En su reciente artículo La tenue democracia de los comunes, Jordi Subirana sostiene que a Barcelona en Comú la democracia y la participación “sólo les interesan si el viento sopla a su favor”. Y cita como ejemplos la falta de respeto a la voluntad popular que votó contra el tranvía pero Colau impone el tranvía. O la retirada de la losa de la ronda de Sant Antoni, donde la matriarca en decadencia no respeta a la mayoría de concejales ni a comerciantes y vecinos que se oponen a su próximo crimen de leso urbanismo. “Porque un partido como éste, que presume de ser el más participativo de todos, no acata una mayoría clara del pleno”, argumentaba.  No obstante, la buena fe de Subirana y su esperanza en la posibilidad de mejorar Barcelona, a pesar del presente consistorio, no contemplan que comunes y democracia son términos antagónicos e incompatibles.

La brigadilla de guardaespaldas de Colau, que dirige su esposo y que ha investigado y retratado A. Fernández en este diario, son como aquellos fascistas que se hacen llamar antifascistas y que ya vaticinó Winston Churchill. Un grupúsculo de conspiradores, antisistema, populistas y arribistas surgidos de la caverna que se hace llamar Observatorio y otros abrevaderos de la sopa boba. Son aquellos falsos demócratas que cuando les duele un dedo sólo saben dictar una ley que ordene amputar los brazos de los demás. Los que dictan normas y ordenanzas para los otros, pero llenas de excepciones beneficiosas sólo para ellos. Y con un concepto de la ética que babosean y mastican como un chicle que se estira o acorta según su conveniencia. Un machihembrado de déspotas de salón y de pirómanos de barricada que suman las tres ignorancias que decía el filósofo y moralista Françoise de La Rochefoucauld: no saben lo que deberían saber, saben mal lo que saben, y saben lo que no deberían saber.

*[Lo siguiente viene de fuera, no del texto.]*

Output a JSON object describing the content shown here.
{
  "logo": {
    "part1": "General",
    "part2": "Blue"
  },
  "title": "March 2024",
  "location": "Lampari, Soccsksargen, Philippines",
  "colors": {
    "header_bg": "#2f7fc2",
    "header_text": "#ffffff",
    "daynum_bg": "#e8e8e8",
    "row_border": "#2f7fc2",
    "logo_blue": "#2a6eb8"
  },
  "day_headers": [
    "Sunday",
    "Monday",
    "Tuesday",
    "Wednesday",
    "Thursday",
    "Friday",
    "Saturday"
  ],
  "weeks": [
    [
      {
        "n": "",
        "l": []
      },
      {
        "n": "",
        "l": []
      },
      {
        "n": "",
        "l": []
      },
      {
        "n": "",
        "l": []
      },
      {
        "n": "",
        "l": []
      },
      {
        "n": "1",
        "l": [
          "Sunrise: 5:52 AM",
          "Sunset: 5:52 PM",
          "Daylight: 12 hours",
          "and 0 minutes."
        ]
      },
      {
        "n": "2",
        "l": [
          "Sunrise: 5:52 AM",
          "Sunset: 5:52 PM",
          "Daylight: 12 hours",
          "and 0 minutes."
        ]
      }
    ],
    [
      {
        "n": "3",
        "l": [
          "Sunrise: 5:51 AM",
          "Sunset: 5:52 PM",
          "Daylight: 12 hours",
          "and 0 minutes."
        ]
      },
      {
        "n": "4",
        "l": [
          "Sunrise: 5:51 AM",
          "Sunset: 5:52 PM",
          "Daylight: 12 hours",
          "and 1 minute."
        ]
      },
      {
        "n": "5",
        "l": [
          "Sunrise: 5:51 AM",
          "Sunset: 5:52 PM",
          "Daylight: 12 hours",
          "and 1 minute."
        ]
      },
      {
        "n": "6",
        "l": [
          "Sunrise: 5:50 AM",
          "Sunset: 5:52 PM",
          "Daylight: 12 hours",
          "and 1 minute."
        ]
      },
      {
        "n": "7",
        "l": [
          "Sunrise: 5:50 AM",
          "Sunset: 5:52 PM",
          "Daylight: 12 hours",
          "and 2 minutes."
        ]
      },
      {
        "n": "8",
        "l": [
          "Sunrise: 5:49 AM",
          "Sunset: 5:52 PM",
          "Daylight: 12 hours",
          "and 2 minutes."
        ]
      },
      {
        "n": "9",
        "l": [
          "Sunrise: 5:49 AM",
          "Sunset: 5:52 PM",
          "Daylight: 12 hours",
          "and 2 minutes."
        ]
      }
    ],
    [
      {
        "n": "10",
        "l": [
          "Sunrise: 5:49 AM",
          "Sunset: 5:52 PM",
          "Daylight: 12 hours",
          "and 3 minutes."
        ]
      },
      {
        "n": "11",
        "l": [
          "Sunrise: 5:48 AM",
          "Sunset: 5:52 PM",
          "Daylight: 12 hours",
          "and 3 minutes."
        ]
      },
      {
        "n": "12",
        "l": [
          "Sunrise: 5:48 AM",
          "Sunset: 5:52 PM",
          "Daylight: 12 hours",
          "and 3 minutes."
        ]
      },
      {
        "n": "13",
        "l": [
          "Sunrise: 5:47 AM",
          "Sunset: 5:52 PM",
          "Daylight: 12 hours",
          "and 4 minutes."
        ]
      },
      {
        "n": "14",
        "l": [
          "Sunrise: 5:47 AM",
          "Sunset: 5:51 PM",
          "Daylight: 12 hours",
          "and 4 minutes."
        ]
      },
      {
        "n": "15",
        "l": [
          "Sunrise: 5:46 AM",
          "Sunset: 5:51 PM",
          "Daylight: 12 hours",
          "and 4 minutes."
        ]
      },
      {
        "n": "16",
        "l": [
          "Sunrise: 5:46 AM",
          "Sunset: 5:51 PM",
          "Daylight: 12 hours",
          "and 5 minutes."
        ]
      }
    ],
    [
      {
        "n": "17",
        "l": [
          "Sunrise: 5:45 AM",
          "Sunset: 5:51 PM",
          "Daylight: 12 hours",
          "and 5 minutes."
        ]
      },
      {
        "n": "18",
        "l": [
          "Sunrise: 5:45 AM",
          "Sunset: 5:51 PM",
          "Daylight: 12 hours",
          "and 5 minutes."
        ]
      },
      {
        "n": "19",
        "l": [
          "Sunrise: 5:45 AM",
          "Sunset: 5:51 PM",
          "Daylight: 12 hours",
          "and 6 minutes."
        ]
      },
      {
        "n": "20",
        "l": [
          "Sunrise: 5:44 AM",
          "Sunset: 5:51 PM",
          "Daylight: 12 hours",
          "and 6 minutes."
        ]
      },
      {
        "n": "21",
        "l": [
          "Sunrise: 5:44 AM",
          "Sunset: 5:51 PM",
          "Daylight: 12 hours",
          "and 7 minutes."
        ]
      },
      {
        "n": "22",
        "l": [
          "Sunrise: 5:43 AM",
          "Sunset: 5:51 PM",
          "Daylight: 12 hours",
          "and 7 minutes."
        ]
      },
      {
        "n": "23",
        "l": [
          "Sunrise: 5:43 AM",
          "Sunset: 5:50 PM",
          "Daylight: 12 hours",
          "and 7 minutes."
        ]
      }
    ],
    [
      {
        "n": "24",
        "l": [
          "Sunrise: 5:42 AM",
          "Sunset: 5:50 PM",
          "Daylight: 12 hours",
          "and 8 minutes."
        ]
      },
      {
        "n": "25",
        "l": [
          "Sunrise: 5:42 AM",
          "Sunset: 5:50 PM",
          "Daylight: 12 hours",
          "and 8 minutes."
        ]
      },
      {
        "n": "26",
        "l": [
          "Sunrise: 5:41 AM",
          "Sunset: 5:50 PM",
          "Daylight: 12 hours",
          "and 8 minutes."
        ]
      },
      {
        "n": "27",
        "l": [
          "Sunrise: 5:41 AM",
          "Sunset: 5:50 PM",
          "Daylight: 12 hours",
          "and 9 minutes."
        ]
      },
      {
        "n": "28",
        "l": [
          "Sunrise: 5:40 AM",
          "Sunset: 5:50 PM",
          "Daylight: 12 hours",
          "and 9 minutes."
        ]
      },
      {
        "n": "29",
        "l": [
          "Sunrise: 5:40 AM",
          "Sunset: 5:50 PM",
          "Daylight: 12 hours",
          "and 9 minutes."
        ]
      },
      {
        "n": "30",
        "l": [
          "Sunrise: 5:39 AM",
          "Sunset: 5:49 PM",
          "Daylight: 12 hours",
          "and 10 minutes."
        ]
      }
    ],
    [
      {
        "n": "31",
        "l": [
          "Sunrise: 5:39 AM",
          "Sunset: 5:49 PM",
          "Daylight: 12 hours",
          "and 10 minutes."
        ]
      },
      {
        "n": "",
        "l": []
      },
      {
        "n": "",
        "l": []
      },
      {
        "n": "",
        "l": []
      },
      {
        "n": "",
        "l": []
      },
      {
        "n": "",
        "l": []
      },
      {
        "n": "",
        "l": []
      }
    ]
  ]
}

Como su estupidez es invasiva y su diligencia nula, empujan la ciudad a la depresión psicológica, ambiental y económica, y no se divisa una alternancia democrática capaz de resolver los problemas de Barcelona. El recuerdo de ocasiones perdidas es alargado: la ampliación del aeropuerto, la fuga de inversores y hoteles de prestigio, la subsede de la Agencia Europea de Meteorología, la sede de la Agencia Europea del Medicamento, el actual ridículo que se empeña en que los próximos juegos de invierno lleven el nombre de Barcelona cuando Colau hizo retirar hasta la pista de hielo que se instalaba en la plaza de Catalunya en Navidad, el aviso de marcharse del Primavera Sound, el adiós para siempre de Volkswagen… Y si algún proyecto atractivo, ilusionante y prestigioso sale bien, es gracias a la sociedad civil y a la iniciativa privada, siempre menospreciadas por esta nueva casta dominante de sub-mediocres integrales. Sus presuntas asambleas y entidades amigas no son espacios donde se debate democráticamente, sino reductos de un absolutismo populachero desde donde imponen sus edictos con barniz de representatividad. ¿Demo… qué?, pregunta Colau, clavando sus pupilas esquivas en los ojos de la disidencia. Democracia, alcaldesa, democracia.